HOME  ⁄  Nasional

Prabowo dan Macron Perkuat Kerja Sama Pendidikan Tinggi Indonesia–Prancis Melalui Kesepakatan Riset dan Inovasi 2026

Oleh Arian Mesa
SHARE   :

Prabowo dan Macron Perkuat Kerja Sama Pendidikan Tinggi Indonesia–Prancis Melalui Kesepakatan Riset dan Inovasi 2026
Foto: Presiden Prabowo Subianto (kiri) dan Presiden Republik Prancis Emmanuel Macron di Istana Elysee, Paris, Prancis, Kamis (28/5/2026). (sumber: BPMI Sekretariat Presiden)

Pantau - Kerja sama Indonesia dan Prancis di bidang pendidikan tinggi, riset, inovasi, dan pengembangan talenta diperkuat melalui sejumlah kesepakatan dalam kunjungan kenegaraan Presiden RI Prabowo Subianto ke Prancis pada Kamis, 28 Mei 2026.

Kesepakatan Strategis Pendidikan, Riset, dan Mobilitas Akademik<

Presiden RI Prabowo Subianto dan Presiden Prancis Emmanuel Macron menegaskan bahwa pendidikan tinggi, penelitian, inovasi, dan mobilitas akademik menjadi prioritas utama dalam hubungan bilateral kedua negara.

Kesepakatan tersebut mencakup penguatan kolaborasi untuk meningkatkan kualitas sumber daya manusia dan daya saing Indonesia di tingkat global.

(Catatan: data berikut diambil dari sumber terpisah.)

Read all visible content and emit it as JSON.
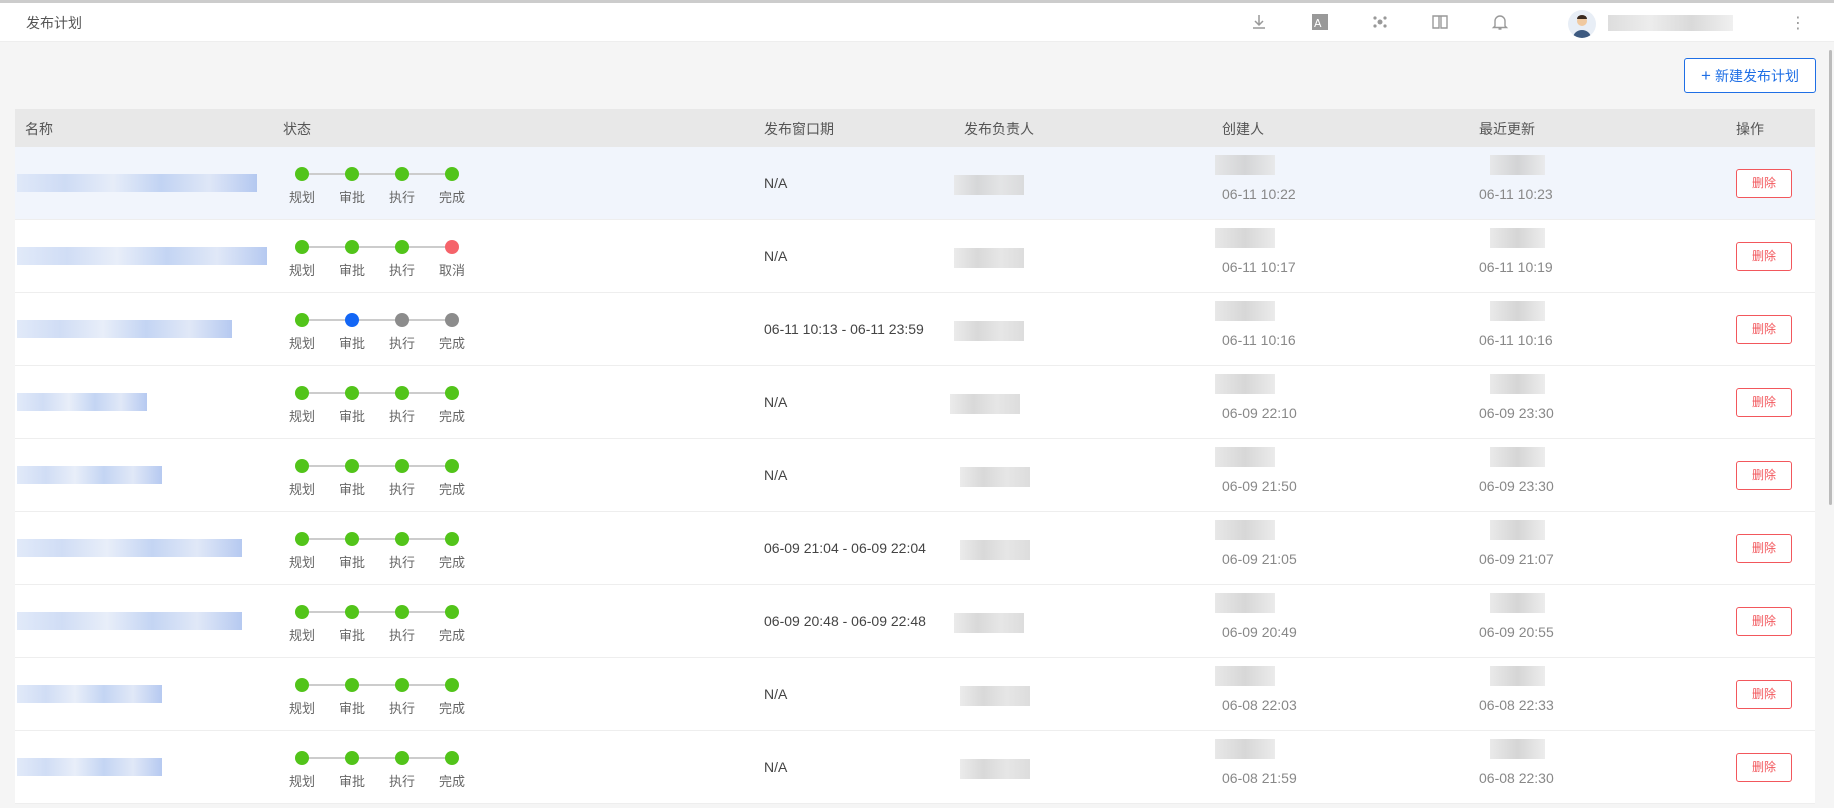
{
  "header": {
    "title": "发布计划",
    "icons": [
      "download-icon",
      "translate-icon",
      "dots-cluster-icon",
      "book-icon",
      "bell-icon"
    ],
    "more_icon": "⋮"
  },
  "toolbar": {
    "new_label": "新建发布计划"
  },
  "table": {
    "columns": [
      "名称",
      "状态",
      "发布窗口期",
      "发布负责人",
      "创建人",
      "最近更新",
      "操作"
    ],
    "step_labels": [
      "规划",
      "审批",
      "执行"
    ],
    "rows": [
      {
        "final_label": "完成",
        "states": [
          "done",
          "done",
          "done",
          "done"
        ],
        "window": "N/A",
        "created": "06-11 10:22",
        "updated": "06-11 10:23",
        "action": "删除"
      },
      {
        "final_label": "取消",
        "states": [
          "done",
          "done",
          "done",
          "cancel"
        ],
        "window": "N/A",
        "created": "06-11 10:17",
        "updated": "06-11 10:19",
        "action": "删除"
      },
      {
        "final_label": "完成",
        "states": [
          "done",
          "active",
          "pending",
          "pending"
        ],
        "window": "06-11 10:13 - 06-11 23:59",
        "created": "06-11 10:16",
        "updated": "06-11 10:16",
        "action": "删除"
      },
      {
        "final_label": "完成",
        "states": [
          "done",
          "done",
          "done",
          "done"
        ],
        "window": "N/A",
        "created": "06-09 22:10",
        "updated": "06-09 23:30",
        "action": "删除"
      },
      {
        "final_label": "完成",
        "states": [
          "done",
          "done",
          "done",
          "done"
        ],
        "window": "N/A",
        "created": "06-09 21:50",
        "updated": "06-09 23:30",
        "action": "删除"
      },
      {
        "final_label": "完成",
        "states": [
          "done",
          "done",
          "done",
          "done"
        ],
        "window": "06-09 21:04 - 06-09 22:04",
        "created": "06-09 21:05",
        "updated": "06-09 21:07",
        "action": "删除"
      },
      {
        "final_label": "完成",
        "states": [
          "done",
          "done",
          "done",
          "done"
        ],
        "window": "06-09 20:48 - 06-09 22:48",
        "created": "06-09 20:49",
        "updated": "06-09 20:55",
        "action": "删除"
      },
      {
        "final_label": "完成",
        "states": [
          "done",
          "done",
          "done",
          "done"
        ],
        "window": "N/A",
        "created": "06-08 22:03",
        "updated": "06-08 22:33",
        "action": "删除"
      },
      {
        "final_label": "完成",
        "states": [
          "done",
          "done",
          "done",
          "done"
        ],
        "window": "N/A",
        "created": "06-08 21:59",
        "updated": "06-08 22:30",
        "action": "删除"
      }
    ]
  },
  "colors": {
    "done": "#52c41a",
    "cancel": "#f5636a",
    "active": "#1366f5",
    "pending": "#8c8c8c",
    "primary": "#1f6fe5",
    "danger": "#f2575c"
  }
}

Menteri Pendidikan Tinggi, Sains, dan Teknologi Brian Yuliarto menyambut baik hasil pertemuan tersebut sebagai landasan untuk memperkuat kapasitas riset nasional.

Kerja sama ini dinilai sebagai investasi jangka panjang untuk menghadapi dinamika global yang semakin kompleks.

Penguatan kemitraan Indonesia–Prancis juga ditujukan untuk memperluas jejaring internasional perguruan tinggi Indonesia dan mempercepat transformasi pendidikan tinggi.

Kolaborasi tersebut diarahkan untuk mempercepat hilirisasi inovasi agar memberikan dampak nyata bagi masyarakat.

Agenda Kerja Sama Lanjutan dan Pengembangan Inovasi

Kedua negara menyepakati Joint Declaration on Education, Research, and Mobility yang mencakup perluasan kerja sama pendidikan tinggi, riset, dan mobilitas akademik.

Indonesia dan Prancis juga akan menyelenggarakan Joint Working Group on Higher Education, Research, Innovation, and Entrepreneurship di Angers, Prancis pada Juli 2026.

Selain itu, kedua negara menetapkan agenda France–Indonesia Year of Innovation 2026 sebagai langkah strategis untuk memperkuat inovasi bersama.

Indonesia menyampaikan minat untuk menjajaki kerja sama riset energi nuklir yang aman dan berkelanjutan dengan Prancis.

Penguatan kerja sama ini sejalan dengan kebijakan Kemdiktisaintek yang mendorong perguruan tinggi menjadi pusat inovasi dan solusi pembangunan nasional.

Kerja sama bilateral ini menegaskan komitmen kedua negara dalam memperkuat pendidikan, riset, dan inovasi sebagai fondasi pembangunan jangka panjang.